世の中には「苦労は買ってでもせよ」という言葉がありますが、私はこと出版企画に関しては、「却下されるストレス」はあまり経験しないほうがいいと考えています。

今回は、なぜ「苦労」を避けるべきなのか、そして最短で結果を出すためのメンタルの持ち方についてお話しします。

「却下のストレス」が行動を止めてしまう

「本の企画却下のストレス」が行動を止めてしまう

出版企画というものは、自分のこれまでの歩み、ノウハウ、そして情熱を込めた大切なものです。

それを出版社から否定されてしまうと、想像以上に大きなストレスを感じて、いずれはエネルギーが切れて立ち止まってしまいます。

「企画が意外とあっさり通ったな」と思ってもらう

「出版企画書が意外とあっさり通ったな」と思ってもらう

私が理想とするのは、著者さんに「企画が意外とあっさり通ったな。やっぱり自分はデキる人間だ!」と思ってもらうことです。

「自信過剰は良くない」と思われがちですが、最新の研究によれば、(たとえ過信であっても)「自分の能力を高く評価する人は、競合に対して有利になり、集団の中で優位に立ちやすい」ことが証明されているのです。

本を出そうという人は、自信過剰なくらいでちょうどいいので、せっかくの自信を折ってしまうような不要な不採用経験は、極力避けるべていただきたいです。

「練習は謙虚に、本番は天狗」の戦略

本を出したいなら「練習は謙虚に、本番は天狗」

とはいえ、根拠のない過信だけで企画が通るほど、商業出版は甘くありません。
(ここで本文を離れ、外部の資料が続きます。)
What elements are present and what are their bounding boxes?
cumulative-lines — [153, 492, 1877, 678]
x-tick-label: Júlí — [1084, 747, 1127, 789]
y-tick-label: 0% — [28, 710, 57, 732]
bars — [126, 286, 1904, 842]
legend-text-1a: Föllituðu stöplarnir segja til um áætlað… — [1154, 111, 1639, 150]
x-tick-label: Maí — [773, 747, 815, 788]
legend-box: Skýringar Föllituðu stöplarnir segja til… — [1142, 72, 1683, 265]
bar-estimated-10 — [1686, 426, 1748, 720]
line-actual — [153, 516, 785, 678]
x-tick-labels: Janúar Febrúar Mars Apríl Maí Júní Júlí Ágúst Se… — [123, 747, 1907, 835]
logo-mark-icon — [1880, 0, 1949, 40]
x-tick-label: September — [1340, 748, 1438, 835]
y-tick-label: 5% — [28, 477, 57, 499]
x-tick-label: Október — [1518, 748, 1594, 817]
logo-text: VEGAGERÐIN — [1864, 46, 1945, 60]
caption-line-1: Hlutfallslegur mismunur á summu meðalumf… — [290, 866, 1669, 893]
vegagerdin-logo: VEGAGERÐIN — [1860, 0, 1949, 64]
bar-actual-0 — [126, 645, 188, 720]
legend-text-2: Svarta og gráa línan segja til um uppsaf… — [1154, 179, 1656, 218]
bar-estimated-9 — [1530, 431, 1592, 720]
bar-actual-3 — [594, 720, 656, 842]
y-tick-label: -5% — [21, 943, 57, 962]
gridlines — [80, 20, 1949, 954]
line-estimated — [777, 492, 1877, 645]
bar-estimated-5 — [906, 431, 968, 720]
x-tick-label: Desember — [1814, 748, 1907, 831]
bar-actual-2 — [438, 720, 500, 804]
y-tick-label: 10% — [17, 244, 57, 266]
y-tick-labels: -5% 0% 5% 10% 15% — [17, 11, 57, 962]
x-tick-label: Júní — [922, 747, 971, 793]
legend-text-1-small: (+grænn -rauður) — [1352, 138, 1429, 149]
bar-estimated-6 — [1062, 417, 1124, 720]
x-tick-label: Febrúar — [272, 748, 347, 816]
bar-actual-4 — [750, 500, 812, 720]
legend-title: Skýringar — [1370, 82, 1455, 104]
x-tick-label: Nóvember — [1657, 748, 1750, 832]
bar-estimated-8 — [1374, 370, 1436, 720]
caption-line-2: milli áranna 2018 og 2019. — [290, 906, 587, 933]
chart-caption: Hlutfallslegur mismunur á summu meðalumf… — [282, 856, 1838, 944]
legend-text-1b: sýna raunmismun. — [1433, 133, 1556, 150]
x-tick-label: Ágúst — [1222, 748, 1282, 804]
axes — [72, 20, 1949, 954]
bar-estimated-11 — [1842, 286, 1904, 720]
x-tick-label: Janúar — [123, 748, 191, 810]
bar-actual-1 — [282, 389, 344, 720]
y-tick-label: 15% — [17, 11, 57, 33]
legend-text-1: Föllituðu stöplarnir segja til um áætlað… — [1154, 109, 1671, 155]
そこで大切になるのが、「本番前の準備」における謙虚さです。

出版社に持ち込む前に、何度も何度も企画を練り直し、自分自身やプロデューサーの視点で「ダメ出し」を繰り返す。

いわば「練習」で十分に苦労と改善を済ませておき、出版社への提案という本番では一発で通過できるようにするのです。

おわりに

もちろん、過去に受けた「悔しさ」をバネに跳ね上がれる方もいるでしょう。それはそれで素晴らしいエネルギーになります。

しかし、もしあなたがこれから挑戦する段階なら、わざわざ茨の道を探す必要はありません。

不要なストレスで心をすり減らすことなく、「自分にはできる」という確信を持ったまま、ぜひ著者のキャリアの好スタートを切ってくださいね。